What Does It Mean to Franchise Your Business?

Simply put, franchising your business means allowing someone else to use your products, branding, intellectual property, and more to operate a new branch of the business. The franchisor provides name recognition and know-how. Meanwhile, the franchisee provides the franchisor with capital, labor, and ultimately revenue.

Is Your Business Franchisable?

Success

While it may seem obvious, success is perhaps the most important criteria for a business to meet if it is to launch a successful franchise program. In most cases, becoming a franchisee requires a significant investment of an individual's own capital.

It is unlikely that a franchisor will be able to attract quality candidates if potential franchisees do not believe that there is a high chance that their initial investment will lead to profit down the road. Franchising is not a prudent move for businesses that are in a rebuilding or realignment stage.

Brand Protection

Having protectable intellectual property – e.g., a trade name that you have registered, or can register, with the U.S. Patent and Trademark Office, is another important criteria for a successful franchise. Many small businesses start out by choosing a brand name or logo that is overly descriptive or without running a nationwide search to identify prior users of confusing similar names that may limit a business's future expansion opportunities.

Taking steps to register your name, logo and other unique branding materials with the U.S. Patent and Trademark Office and secure the necessary URLs and social media handles is essential homework for every franchisor.

Transferability 

In order for a franchise to be successful, the underlying business model must be teachable and replicable. For instance, restaurants are generally regarded as easy to franchise, in part, because recipes and cooking techniques are relatively simple to teach. On the other hand, a business built around complex, technical knowledge that is cultivated after years of development is much harder to franchise.

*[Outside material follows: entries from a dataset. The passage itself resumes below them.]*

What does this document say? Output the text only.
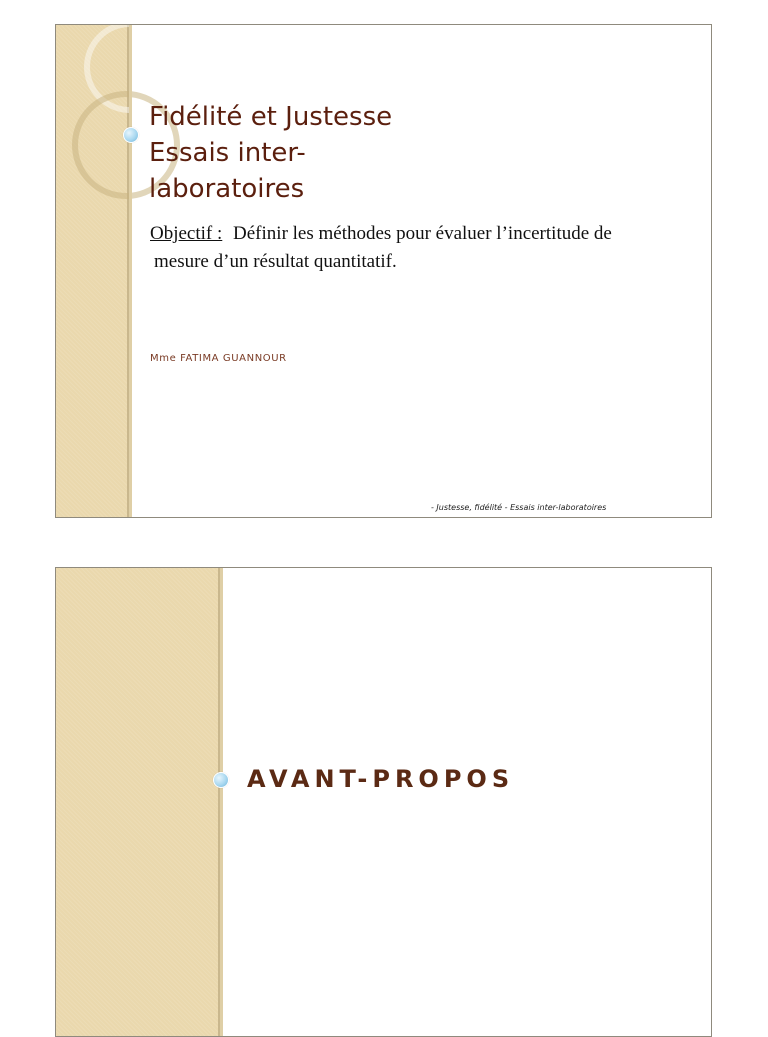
Fidélité et Justesse
Essais inter-
laboratoires
Objectif : Définir les méthodes pour évaluer l’incertitude de
mesure d’un résultat quantitatif.
Mme FATIMA GUANNOUR
- Justesse, fidélité - Essais inter-laboratoires
AVANT-PROPOS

Potential Hurdles to Franchising

To become a successful franchisor, one must pivot into the business of selling and servicing franchises. The franchisor's new role is entirely different from the underlying business it is franchising for the primary responsibility of a franchisor is to manage franchisees and lead a competitive brand. If your existing management is not ready to step into this new role or hire talent to take this job on, franchising is not the right option.

Franchising necessarily leads to surrendering control. The franchising model revolves around a third party running the day-to-day operations of a business that someone else built. Franchising is not a good option for people who struggle to acquiesce control.

A franchisor should resist the temptation to award a franchise anywhere in the country simply because someone has expressed interest in becoming a franchisee there. When planning an expansion strategy, a franchisor needs to be able to identify the demographic factors that drive traffic to its business and strategically award franchises for markets where those factors are present.

Conclusion

Turning your business into a franchise has the potential to create significant value and revenue. However, it is a complicated process, and legal counsel is necessary for success. Be sure to work closely with an attorney specializing in franchise law if you want to begin the franchising process on the right foot.